Fighting tax evasion in Greece: From citizens on patrol to a lottery
Every campaign, all political parties promise to enforce tax compliance. Such promised immediately fade after the elections, because government fails to take the right measures that could eliminate tax dodging. For instance, the obligation to pay with credit or debit card above a certain transaction amounts has never yielded expected results, since service providers, considered the champions of tax evasion, can still avoid the taxman by under invoicing their customers.
Moreover, nonsensical propositions were put on the table as well. For instance, former Greek Minister of Finance Mr. Yanis Varoufakis suggested in a letter to Eurogroup in March of 2015 that the ministry could hire thousands of individuals, including tourists, as wired, undercover sales tax auditors. Specifically, the minister proposed the following:
“That large numbers of non-professional inspectors are hired on a strictly short-term, casual basis (no longer than two months, and without any prospect of being rehired) to pose, after some basic training, as customers, on behalf of the tax authorities, while 'wired' for sound and video. While they will have no authority to carry out checks, and will be disallowed from challenging offenders, the data that they will produce will bear legal weight and be actable upon by the full-time tax authorities that will use the collected evidence immediately to issue penalties and sanctions. We envisage that the recruits will come from all walks of life (e.g. students, housekeepers, even tourists in popular areas ripe with tax evasion) who will be paid hourly and who will be hard to detect by offending tax dodgers.

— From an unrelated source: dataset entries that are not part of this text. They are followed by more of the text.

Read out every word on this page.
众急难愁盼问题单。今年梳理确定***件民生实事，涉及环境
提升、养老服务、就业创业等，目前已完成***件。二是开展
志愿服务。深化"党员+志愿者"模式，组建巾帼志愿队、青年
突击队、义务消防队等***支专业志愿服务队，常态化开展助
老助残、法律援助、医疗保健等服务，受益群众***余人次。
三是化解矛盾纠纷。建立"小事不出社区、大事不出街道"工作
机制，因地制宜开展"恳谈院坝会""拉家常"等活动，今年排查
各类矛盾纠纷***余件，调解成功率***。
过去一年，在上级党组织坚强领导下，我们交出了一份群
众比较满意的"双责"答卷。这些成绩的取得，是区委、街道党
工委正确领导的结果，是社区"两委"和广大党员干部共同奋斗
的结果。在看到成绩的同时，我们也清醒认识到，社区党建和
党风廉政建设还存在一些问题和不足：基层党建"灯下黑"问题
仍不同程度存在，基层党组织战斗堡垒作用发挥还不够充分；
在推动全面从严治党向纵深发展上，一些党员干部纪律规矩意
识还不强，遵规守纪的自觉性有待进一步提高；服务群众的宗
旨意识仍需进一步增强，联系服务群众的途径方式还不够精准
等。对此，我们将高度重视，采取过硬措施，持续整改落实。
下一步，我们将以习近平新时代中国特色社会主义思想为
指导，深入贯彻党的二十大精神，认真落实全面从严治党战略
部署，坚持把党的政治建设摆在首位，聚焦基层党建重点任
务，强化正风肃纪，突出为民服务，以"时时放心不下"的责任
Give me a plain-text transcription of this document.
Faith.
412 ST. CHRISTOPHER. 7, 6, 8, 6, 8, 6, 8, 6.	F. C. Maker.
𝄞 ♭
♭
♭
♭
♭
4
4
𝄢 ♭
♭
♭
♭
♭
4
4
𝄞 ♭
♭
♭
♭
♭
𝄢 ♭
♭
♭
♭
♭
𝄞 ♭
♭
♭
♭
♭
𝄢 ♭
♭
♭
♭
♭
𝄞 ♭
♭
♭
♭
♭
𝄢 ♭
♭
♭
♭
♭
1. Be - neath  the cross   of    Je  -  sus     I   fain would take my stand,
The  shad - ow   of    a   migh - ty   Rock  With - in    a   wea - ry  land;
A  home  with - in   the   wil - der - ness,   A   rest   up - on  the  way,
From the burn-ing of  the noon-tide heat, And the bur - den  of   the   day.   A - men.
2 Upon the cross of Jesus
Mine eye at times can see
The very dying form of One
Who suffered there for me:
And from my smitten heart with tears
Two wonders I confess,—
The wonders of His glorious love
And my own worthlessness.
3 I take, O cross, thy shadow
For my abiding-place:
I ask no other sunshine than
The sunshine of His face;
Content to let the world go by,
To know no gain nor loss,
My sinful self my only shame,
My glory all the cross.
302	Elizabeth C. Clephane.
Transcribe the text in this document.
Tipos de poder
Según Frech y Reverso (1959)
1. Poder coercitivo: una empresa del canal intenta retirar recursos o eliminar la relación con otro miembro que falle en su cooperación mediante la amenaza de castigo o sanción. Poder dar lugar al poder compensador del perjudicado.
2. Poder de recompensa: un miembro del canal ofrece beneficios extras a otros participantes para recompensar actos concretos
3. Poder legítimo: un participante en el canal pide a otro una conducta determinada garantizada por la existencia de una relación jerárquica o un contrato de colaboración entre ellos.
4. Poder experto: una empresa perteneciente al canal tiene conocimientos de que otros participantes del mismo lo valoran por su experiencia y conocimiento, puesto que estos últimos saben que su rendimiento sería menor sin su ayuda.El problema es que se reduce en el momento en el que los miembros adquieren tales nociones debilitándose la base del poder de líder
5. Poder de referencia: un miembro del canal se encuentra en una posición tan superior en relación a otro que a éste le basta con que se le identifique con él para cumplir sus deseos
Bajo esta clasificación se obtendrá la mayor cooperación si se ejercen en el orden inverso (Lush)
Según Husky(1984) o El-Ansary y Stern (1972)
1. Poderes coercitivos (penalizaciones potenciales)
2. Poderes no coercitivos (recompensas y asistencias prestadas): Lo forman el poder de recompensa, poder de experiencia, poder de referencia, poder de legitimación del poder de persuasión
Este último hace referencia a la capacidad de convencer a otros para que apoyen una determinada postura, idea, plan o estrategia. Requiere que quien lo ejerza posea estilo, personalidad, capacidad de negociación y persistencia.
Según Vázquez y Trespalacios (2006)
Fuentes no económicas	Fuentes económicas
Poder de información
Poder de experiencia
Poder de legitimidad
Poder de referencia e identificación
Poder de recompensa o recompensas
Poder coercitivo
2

The very 'news' that thousands of casual 'onlookers' are everywhere, bearing audio and video recording equipment on behalf of the tax authorities, has the capacity to shift attitudes very quickly, spreading a sense of justice across society and engendering a new tax compliance culture - especially if combined with the appropriate communication of the simple message that the time has come for everyone to share the burden of public services and goods.”
Fortunately, Eurogroup disagreed with Mr. Varoufakis on placing housewives and pensioners on patrol.
The latest measure voted by the Parliament in an effort to raise public revenue took effect as of 22 December 2016: the Public Lottery Program. According to the article 70 of the Law 4446/2016 (Government Gazette A 240/22.12.2016), citizens who made payments by credit or debit card or other electronic methods will participate in a public lottery program, through which the winners will be rewarded with money and other in-kind prizes. The government budget will fund the prizes, which won’t exceed the amount of twelve million euros (12.000.000€) per year. The Ministry of Finance will set the details of the program, including, but not limited to, the duration of the lottery, the process and frequency of draws, participation rules, prizes, etc.
Without a doubt, the underlying cause of tax evasion stems from the lack of tax consciousness and trust between the taxpayers and the state. Citizens will always find ways to avoid taxation as long as the officials’ moral integrity is questioned and the government hides the allocation of budget funds. Restoration of trust is a slow process that takes time and a lot of effort. However, an immediate, drastic reduction of high tax rates for businesses in combination with a decrease in wasteful and unnecessary government spending (e.g., early retirement of certain professional groups) could send a strong message to honest entrepreneurs and have a major impact on cracking down on tax evasion.